A long time ago, a suburb or two away, a group of teenaged boys – confined to the monotony of maroon-tie-blue-shirt Catholic high school education in middleclass suburbia – found itself voicing its frustrations through music. It starts off as a group of close friends generally dissatisfied with the prevailing order and pretty soon our whole year group has reached the consensus that we’re a group Satanists who sacrifice goats on the weekends. Oh, the irony, given our hard-boiled secularism and the fact that we were all pretty concerned with animal rights.

So, on the weekends – around the time we were supposed to be sacrificing goats (/babies/virgins) – four lads (Patty, Brendan, Aaron and Dave, at least one of whom is me) began jamming in Brendan’s rental house garage, wherein you froze if you stood still for longer than ten seconds at a time.
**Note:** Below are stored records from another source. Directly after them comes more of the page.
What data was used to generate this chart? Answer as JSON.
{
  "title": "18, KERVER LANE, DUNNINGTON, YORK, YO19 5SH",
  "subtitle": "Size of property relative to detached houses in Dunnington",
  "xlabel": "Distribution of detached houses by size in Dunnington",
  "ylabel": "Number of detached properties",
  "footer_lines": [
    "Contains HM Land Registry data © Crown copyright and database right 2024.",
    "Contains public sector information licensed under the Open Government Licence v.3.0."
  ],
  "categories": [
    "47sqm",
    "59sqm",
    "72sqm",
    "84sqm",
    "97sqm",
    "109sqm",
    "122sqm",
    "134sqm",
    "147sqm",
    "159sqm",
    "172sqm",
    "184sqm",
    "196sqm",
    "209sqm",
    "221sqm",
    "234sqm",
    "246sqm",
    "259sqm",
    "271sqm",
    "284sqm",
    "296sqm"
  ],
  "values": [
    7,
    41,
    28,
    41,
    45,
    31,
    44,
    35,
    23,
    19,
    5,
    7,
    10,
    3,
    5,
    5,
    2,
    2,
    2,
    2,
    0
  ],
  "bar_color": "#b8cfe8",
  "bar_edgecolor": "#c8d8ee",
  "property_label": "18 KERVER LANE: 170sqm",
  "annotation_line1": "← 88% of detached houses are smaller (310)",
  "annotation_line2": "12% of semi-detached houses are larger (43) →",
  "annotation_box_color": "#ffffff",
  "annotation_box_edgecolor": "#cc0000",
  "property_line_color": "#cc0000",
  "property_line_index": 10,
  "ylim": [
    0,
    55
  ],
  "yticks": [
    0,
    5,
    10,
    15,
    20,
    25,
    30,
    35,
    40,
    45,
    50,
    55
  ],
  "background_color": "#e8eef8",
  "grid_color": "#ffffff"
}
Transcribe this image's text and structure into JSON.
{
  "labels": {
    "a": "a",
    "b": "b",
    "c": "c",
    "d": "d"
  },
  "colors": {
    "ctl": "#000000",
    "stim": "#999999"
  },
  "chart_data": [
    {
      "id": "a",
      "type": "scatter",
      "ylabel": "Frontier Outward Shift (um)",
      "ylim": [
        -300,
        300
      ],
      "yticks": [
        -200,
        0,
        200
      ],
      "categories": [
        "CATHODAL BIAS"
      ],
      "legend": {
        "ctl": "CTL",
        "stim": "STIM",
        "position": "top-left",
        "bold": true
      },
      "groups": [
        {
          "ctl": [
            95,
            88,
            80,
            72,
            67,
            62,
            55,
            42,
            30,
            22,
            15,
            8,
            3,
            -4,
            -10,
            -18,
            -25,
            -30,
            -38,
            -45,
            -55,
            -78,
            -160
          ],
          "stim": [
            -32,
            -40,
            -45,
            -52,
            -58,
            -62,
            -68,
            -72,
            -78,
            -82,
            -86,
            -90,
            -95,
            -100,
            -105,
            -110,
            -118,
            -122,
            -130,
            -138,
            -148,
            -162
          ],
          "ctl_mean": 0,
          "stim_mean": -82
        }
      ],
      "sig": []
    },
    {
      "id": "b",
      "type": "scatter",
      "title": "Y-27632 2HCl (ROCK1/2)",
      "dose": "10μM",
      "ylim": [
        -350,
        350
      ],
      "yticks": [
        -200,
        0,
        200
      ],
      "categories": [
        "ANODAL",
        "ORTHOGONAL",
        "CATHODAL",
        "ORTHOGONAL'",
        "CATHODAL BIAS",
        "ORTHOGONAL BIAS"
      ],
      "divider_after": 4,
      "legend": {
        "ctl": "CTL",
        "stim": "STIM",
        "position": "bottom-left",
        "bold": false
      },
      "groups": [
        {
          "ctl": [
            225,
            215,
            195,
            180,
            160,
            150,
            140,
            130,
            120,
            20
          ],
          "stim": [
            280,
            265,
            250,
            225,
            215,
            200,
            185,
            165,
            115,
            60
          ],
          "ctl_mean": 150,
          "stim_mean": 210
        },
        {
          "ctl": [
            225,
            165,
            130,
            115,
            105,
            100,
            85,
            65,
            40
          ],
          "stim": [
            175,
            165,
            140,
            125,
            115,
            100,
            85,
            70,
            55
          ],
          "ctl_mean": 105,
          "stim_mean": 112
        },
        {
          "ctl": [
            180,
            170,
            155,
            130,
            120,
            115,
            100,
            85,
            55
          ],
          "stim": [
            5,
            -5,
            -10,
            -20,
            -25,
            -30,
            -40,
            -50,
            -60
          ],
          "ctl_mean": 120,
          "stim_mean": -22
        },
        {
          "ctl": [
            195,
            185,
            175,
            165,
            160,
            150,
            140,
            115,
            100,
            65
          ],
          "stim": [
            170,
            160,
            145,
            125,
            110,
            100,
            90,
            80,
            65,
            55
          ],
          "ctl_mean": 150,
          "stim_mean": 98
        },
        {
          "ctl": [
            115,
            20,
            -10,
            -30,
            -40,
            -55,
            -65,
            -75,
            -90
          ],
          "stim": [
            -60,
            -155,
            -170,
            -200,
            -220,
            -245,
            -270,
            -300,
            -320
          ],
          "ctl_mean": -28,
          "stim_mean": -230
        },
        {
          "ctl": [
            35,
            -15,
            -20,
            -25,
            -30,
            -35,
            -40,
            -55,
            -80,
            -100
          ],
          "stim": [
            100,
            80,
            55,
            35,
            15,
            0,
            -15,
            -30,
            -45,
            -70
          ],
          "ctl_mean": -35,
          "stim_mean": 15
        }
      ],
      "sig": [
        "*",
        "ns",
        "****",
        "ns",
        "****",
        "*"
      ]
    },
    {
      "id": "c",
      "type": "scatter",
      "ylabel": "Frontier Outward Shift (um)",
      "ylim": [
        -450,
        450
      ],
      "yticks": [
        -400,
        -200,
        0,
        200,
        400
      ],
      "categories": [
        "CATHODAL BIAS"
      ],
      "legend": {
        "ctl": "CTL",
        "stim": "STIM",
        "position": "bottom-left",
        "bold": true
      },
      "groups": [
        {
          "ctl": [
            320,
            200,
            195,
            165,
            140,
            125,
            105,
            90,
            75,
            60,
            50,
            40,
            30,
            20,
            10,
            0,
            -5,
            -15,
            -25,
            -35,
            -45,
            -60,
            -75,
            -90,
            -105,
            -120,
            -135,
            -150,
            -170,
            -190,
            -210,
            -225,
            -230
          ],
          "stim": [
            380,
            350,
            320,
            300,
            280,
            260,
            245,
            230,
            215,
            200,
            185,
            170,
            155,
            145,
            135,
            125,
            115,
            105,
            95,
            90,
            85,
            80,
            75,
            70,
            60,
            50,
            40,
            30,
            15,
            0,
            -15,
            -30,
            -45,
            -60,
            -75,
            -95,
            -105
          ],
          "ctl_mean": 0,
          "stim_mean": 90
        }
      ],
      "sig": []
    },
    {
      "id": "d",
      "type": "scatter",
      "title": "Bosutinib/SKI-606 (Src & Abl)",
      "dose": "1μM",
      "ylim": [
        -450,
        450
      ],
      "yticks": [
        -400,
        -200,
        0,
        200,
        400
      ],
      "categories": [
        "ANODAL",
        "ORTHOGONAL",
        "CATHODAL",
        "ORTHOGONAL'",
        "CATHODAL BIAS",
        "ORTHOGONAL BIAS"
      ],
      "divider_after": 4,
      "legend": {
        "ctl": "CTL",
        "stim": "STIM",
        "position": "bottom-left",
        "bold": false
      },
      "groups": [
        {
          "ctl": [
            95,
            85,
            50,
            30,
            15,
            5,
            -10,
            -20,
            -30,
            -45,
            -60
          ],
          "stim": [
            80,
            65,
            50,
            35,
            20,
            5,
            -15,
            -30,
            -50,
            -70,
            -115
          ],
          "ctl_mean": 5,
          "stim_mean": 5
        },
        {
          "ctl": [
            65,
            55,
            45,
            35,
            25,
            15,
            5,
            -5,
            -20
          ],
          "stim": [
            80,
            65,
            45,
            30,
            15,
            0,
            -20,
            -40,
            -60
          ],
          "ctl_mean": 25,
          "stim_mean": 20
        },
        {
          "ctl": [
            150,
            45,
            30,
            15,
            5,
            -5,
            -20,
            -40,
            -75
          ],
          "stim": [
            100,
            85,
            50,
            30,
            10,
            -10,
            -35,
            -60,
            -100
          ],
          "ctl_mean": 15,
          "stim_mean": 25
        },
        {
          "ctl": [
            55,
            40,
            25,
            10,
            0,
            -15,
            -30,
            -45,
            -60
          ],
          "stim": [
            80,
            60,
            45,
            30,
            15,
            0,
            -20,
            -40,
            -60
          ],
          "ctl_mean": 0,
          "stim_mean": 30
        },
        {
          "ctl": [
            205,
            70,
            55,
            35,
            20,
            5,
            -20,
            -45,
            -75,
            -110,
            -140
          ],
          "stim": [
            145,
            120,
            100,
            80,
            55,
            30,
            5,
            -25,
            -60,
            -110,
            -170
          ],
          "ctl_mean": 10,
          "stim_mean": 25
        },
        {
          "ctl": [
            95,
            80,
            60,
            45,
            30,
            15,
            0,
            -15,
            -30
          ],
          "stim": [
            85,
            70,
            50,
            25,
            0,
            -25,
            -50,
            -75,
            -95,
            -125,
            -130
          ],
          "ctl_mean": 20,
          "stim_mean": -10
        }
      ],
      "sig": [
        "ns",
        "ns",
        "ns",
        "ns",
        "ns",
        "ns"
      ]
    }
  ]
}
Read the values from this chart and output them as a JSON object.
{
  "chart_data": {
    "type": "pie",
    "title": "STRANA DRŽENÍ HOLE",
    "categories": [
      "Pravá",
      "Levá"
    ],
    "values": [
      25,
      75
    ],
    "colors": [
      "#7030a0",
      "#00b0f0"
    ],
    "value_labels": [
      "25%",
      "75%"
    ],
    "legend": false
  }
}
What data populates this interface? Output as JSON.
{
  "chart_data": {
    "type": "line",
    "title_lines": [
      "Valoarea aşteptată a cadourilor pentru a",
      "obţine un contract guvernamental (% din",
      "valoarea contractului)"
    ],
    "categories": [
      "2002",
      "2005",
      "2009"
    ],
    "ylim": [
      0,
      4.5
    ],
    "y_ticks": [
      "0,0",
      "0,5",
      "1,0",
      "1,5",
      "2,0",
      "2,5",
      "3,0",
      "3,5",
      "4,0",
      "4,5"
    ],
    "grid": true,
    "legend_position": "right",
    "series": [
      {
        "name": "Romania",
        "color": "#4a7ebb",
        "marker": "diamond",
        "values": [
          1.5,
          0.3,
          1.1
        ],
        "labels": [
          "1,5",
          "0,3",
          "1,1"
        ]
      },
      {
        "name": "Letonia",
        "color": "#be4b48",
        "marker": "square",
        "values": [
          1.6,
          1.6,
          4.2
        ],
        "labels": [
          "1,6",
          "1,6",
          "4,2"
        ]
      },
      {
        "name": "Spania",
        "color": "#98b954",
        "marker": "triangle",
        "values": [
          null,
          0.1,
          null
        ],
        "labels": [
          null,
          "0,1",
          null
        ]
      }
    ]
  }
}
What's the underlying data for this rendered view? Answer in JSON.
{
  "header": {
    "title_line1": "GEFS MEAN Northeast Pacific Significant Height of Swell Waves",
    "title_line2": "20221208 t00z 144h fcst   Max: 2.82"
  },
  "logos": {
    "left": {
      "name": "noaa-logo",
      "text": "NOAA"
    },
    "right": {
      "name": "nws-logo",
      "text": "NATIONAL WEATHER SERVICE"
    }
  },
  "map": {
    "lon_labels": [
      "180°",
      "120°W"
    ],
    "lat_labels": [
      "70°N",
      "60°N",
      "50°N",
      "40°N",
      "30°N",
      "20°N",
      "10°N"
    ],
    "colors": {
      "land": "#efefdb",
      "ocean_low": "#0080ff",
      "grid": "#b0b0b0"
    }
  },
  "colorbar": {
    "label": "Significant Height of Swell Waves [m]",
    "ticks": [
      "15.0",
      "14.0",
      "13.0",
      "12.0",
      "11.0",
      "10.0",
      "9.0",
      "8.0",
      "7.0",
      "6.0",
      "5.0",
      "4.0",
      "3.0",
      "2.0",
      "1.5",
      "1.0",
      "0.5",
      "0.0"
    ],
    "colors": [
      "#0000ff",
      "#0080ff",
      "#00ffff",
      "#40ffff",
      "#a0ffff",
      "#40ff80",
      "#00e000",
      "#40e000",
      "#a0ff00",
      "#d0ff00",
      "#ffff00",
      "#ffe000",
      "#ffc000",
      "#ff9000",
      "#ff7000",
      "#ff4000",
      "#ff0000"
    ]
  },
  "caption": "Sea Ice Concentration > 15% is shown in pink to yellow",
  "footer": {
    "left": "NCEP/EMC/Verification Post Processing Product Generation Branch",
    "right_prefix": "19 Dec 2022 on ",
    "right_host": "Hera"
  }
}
Aaron, at the time our vocalist, spent less time singing than he did head banging with dangerous paraphernalia like hedge clippers, sledge hammers and pruning saws. Eventually, we were forced to part ways with Aaron, but, funnily enough, it had nothing to do with this practice.

These days, the three of us remaining just spend our time making vaguely-aurally-pleasing noises in the vain hope someone might be listening.

If you’re a stranger to our antics, come to one of our shows and have a beer with us. Say hi! We’re friendlier than we look.